E as novas apostas, como elas ficam, afinal? Adepto de primeira hora das saias em suas coleções, o estilista João Pimenta tem críticas à proposta agênero. No entanto, diz ele, tudo começa no suposto desinteresse do homem pelo assunto, e desemboca hoje em dia no desaparecimento da moda masculina, “voltada ao homem heterossexual não fashionista”.
“Há quanto tempo não se tenta propor uma nova camisa polo? Há quanto tempo as bermudas masculinas não ganham variantes, com mudanças no volume, nos bolsos etc? Todos os estilistas que desejam fazer uma coleção que cause comoção nas passarelas acabam deixando todos os modelos masculinos com essa pegada oversized ou feminina demais”, afirma.
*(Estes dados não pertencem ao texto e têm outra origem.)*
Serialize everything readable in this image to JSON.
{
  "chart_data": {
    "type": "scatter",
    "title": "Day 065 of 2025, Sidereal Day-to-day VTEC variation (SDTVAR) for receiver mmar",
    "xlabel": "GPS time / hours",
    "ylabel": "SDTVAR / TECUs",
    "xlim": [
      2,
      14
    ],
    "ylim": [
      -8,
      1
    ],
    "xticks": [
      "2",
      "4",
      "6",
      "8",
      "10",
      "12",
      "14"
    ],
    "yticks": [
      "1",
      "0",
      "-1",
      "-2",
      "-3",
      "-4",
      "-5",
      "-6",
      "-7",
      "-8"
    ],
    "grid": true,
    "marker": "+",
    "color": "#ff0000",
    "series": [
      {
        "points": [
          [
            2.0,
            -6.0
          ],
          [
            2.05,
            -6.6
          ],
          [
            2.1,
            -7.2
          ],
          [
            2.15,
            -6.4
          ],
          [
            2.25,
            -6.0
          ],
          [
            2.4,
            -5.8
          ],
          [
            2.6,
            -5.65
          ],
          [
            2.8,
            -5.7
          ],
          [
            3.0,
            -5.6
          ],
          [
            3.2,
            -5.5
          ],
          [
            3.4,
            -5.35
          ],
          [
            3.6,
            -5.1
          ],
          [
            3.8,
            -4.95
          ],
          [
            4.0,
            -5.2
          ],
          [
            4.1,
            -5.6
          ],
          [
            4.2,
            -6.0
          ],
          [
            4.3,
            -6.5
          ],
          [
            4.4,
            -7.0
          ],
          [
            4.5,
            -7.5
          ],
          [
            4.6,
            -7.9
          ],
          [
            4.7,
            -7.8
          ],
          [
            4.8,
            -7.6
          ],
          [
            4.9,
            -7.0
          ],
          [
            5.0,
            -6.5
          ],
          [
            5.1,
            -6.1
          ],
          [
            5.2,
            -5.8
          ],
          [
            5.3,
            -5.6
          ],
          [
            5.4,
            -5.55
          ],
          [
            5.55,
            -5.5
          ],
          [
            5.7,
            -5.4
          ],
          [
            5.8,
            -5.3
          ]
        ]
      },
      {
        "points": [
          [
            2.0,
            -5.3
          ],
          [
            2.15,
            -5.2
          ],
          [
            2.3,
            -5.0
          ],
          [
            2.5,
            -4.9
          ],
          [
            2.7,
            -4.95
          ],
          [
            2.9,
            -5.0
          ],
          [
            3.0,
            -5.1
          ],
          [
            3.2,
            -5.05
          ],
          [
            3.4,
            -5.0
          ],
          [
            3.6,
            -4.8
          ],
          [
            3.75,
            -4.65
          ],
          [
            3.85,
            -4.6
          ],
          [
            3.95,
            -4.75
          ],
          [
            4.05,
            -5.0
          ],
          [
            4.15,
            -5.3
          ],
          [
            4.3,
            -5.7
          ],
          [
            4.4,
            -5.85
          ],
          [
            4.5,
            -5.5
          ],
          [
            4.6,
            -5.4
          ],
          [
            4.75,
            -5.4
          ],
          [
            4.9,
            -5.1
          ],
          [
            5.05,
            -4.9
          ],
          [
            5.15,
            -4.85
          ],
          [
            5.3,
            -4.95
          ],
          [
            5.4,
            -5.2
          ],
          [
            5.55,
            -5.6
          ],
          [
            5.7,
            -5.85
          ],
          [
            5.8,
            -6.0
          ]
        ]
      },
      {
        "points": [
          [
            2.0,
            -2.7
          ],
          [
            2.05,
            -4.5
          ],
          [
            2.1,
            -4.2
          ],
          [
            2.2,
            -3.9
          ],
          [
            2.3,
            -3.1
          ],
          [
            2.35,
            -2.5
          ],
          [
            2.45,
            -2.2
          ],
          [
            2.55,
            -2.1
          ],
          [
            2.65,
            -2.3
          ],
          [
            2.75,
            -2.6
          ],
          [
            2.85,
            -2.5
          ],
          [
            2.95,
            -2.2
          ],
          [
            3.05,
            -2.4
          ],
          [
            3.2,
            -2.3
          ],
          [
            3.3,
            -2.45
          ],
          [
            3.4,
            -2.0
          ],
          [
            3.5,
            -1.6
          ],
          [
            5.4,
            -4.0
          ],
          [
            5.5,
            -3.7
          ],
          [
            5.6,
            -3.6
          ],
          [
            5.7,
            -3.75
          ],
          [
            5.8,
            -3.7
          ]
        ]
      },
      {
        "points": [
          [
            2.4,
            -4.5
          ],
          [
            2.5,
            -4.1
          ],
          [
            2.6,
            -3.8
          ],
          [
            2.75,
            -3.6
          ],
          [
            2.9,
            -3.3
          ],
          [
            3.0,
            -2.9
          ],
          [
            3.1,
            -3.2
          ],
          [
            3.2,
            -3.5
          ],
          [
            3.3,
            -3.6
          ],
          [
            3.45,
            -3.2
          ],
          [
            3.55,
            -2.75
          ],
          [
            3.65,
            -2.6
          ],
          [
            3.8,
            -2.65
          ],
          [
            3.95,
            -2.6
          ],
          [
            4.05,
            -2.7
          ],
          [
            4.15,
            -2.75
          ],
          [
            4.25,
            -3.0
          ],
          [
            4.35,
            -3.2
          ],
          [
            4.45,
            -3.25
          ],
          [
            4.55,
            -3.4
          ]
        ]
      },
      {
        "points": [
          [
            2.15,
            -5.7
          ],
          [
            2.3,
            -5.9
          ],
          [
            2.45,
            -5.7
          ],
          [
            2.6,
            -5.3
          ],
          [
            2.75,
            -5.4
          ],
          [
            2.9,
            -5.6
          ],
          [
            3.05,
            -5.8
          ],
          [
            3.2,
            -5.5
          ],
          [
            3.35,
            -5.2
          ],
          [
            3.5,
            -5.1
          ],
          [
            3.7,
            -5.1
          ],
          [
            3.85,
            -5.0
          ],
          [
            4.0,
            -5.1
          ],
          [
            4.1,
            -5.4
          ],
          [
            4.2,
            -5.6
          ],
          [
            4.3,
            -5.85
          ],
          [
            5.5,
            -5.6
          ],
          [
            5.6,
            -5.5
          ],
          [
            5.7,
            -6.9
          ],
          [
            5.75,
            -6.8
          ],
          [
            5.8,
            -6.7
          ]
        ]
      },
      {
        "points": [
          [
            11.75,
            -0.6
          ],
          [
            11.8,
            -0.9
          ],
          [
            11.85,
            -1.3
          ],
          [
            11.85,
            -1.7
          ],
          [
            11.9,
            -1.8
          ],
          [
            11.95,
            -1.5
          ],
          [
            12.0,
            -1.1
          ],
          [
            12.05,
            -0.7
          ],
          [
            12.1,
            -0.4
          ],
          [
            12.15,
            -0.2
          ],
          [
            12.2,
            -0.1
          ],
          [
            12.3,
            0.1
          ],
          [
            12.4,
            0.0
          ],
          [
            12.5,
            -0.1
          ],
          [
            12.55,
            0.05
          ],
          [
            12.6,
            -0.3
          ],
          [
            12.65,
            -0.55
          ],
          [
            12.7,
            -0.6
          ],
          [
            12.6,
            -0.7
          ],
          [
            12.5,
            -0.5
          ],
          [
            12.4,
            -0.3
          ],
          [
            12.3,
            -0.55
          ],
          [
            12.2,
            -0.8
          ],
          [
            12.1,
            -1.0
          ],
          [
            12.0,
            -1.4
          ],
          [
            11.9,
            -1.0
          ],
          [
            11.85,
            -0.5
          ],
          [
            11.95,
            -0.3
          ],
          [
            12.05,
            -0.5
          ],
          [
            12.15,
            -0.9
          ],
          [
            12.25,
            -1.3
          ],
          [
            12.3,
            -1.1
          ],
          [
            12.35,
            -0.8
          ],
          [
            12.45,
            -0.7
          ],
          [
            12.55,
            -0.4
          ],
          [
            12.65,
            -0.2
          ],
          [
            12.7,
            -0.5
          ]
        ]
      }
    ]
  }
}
Pimenta diz que anda “quebrando a cabeça” para fazer uma coleção em que a presença do corpo masculino seja importante de novo, com uma linha de camisaria e menos volume nas calças, por exemplo.
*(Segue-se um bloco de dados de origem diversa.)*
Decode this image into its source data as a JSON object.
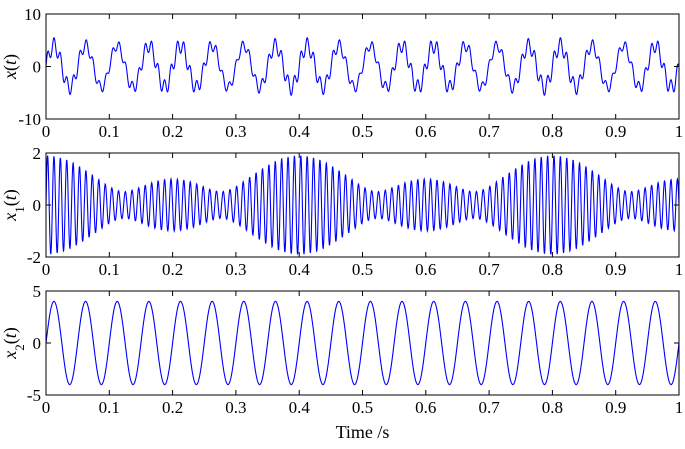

“Não estou voltando para trás. E nem sei como meu cliente, que é gay e hétero também, vai digerir essa masculinização. Mas estou com esse desejo. Para isso, estou olhando para três tipos de personagens: o homem clássico, o caubói, em que se pode trabalhar a sensualidade, e o punk, que é onde eu posso trabalhar a imagem mais contemporânea.”
Os esmaltes, por sua vez, ainda sequer contam com uma linha masculina brasileira. No país, tornou-se costume na moda de rua, mas também nas mãos de celebridades. O empreendedor social Enzo Celulari estampa com frequência suas unhas pintadas nas redes. Tem cerca de 20 frascos, começou com os mais foscos até adotar algum brilho. Sua preferência mesmo é pela chamada “nail art”, os desenhos com esmaltes nas unhas.
Entre amigos, diz que não sofre bullying: “Eles dizem que sou filho de artistas [Claudia Raia e Edson Celulari], que em mim fica bom. Mas o que eu busco mesmo é, como alguém numa posição de influência, quebrar tabus, lembrar as pessoas que elas podem fazer o que quiserem, sim, não importando gênero ou orientação sexual”, explica.
Nesse contexto, Brunno Almeida Maia ressalta que a moda é um mercado que cria demanda, não espera que ela surja. Se a indústria vai ter fôlego para manter as novas apostas, não se pode prever. Entre o surgimento de uma proposta e sua assimilação, há uma distância imensa no tempo histórico, diz ele.
“Não foi porque Chanel propôs o masculino no feminino nos anos 1920 que as mulheres adotaram de imediato o elenco de peças masculinas em seu guarda-roupa”, lembra o pesquisador. “A tendência nasce sempre numa elite – cultural, intelectual, não necessariamente econômica -, e depois a propensão é que isso se dissolva no corpo social. E nesses casos tem papel importante a indústria cultural: o modo como o cinema, as telenovelas, as séries de streaming etc. vão forjar um imaginário novo acerca da masculinidade e da sexualidade.”